Innovation

Le conseiller augmenté est prêt à s’imposer

L’innovation va permettre au conseiller financier de se concentrer sur le suivi de ses clients et la qualité des services proposés
​La gestion de fortune va devoir travailler sur son image pour attirer des profils « tech »

« Il faut remettre les clients au centre de nos réflexions et de nos développements technologiques », a déclaré Aidan Millar, directeur des données chez DNB lors d’une table ronde consacrée aux transformations technologiques dans l’industrie de la gestion de fortune. Organisée par l’Agefi, le 8 octobre dernier, dans le cadre de l’AM Tech Day et l’Invest Week Paris, la conférence a été l’occasion pour les différents participants de réaffirmer la place centrale de l’humain.

 

Le conseil avant tout. « L’innovation doit faire gagner du temps aux banquiers privés pour qu’ils se concentrent sur leur métier de conseil et la proximité avec leurs clients », a insisté Arash Sorouchyari, directeur de la stratégie et du design de la plateforme technologique chez Lombard Odier.  Une vision partagée par l’ensemble du secteur qui cherche à rendre leur chaîne de valeur plus efficiente. Ces derniers pointent régulièrement du doigt l’alourdissement des tâches administratives engendrée par la régulation. « Mifid II, DDA ou encore RGPD obligent les acteurs à investir massivement dans l’amélioration de leurs technologies pour rester en conformité. Ces développements coûtent chers et font pression sur les marges », a rappelé Marie Nemond, directrice des données du groupe Pictet & Cie. Une diminution des marges alimentée par l’essor des ETF, aux frais de gestion quasi nuls, et la concurrence des banques de détails, qui fournissent désormais certains services (courtage, arbitrage, etc.) à des prix très bas sur lesquels les banques privées doivent s’aligner.

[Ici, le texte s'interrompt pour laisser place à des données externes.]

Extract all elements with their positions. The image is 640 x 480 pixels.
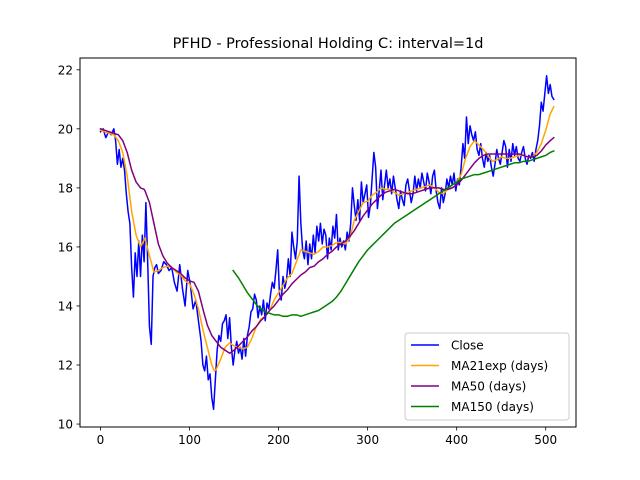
y-tick-label: 22 <box>58 63 73 77</box>
series-line-3 <box>232 150 555 318</box>
y-tick-label: 16 <box>58 240 73 254</box>
x-tick-label: 100 <box>178 433 201 447</box>
legend: Close MA21exp (days) MA50 (days) MA150 (day… <box>404 332 570 421</box>
y-tick-label: 18 <box>58 181 73 195</box>
series-line-1 <box>99 105 555 372</box>
plot-frame <box>79 57 577 428</box>
legend-label-2: MA50 (days) <box>451 380 526 394</box>
legend-label-0: Close <box>451 339 484 353</box>
y-tick-label: 14 <box>58 299 73 313</box>
x-tick-label: 500 <box>534 433 557 447</box>
y-tick-label: 10 <box>58 418 73 432</box>
x-tick-label: 200 <box>267 433 290 447</box>
y-axis: 10 12 14 16 18 20 22 <box>58 63 80 432</box>
x-tick-label: 0 <box>97 433 105 447</box>
x-tick-label: 300 <box>356 433 379 447</box>
y-tick-label: 12 <box>58 359 73 373</box>
legend-items: Close MA21exp (days) MA50 (days) MA150 (day… <box>411 339 548 414</box>
series-layer <box>99 74 555 411</box>
chart-title: PFHD - Professional Holding C: interval=… <box>173 36 484 52</box>
y-tick-label: 20 <box>58 122 73 136</box>
series-line-2 <box>99 127 555 354</box>
legend-label-1: MA21exp (days) <box>451 359 548 373</box>
x-tick-label: 400 <box>445 433 468 447</box>
x-axis: 0 100 200 300 400 500 <box>97 427 557 447</box>
legend-label-3: MA150 (days) <box>451 400 534 414</box>
legend-box <box>404 332 570 421</box>
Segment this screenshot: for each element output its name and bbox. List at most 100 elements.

« Aujourd’hui, les conseillers doivent montrer à leurs clients qu’ils embrassent la révolution digitale au risque d’être ringardisés par les nouveaux entrants », a affirmé Niall Bellabarba, directeur international d’Elinvar. Pour lutter, l’industrie de la gestion de fortune doit s’adapter et mise sur l’humain pour y parvenir. « La digitalisation ne doit pas faire disparaitre la relation humaine, elle doit offrir à nos clients un choix sur la manière dont ils entrent en contact avec leur conseiller et faciliter leurs échanges », a souligné Arash Sorouchyari.

 

Banquier 2.0. La réponse passera donc par l’évolution des banquiers privés eux-mêmes, qui auront de plus en plus un rôle de chef d’orchestre. « Les innovations technologiques vont permettre de rapprocher les prestations des banques privées de celles d’un family office en agrégeant l’ensemble des services de gestion de fortune des clients », a expliqué Vitus Rotzer, président de New Acces. Le conseiller 2.0 ne sera donc pas un robot. Il sera un conseiller « augmenté » qui utilisera tout un arsenal d’outils digitaux pour améliorer son conseil.

Des outils comme le « GPS de l’allocation d’actifs » sur lequel travaille actuellement Lombard Odier. Basé sur l’intelligence artificielle (IA), il permettra aux conseillers de proposer, en quasi-temps réel, des allocations en fonction de la situation personnelle, des objectifs et des besoins de ses clients.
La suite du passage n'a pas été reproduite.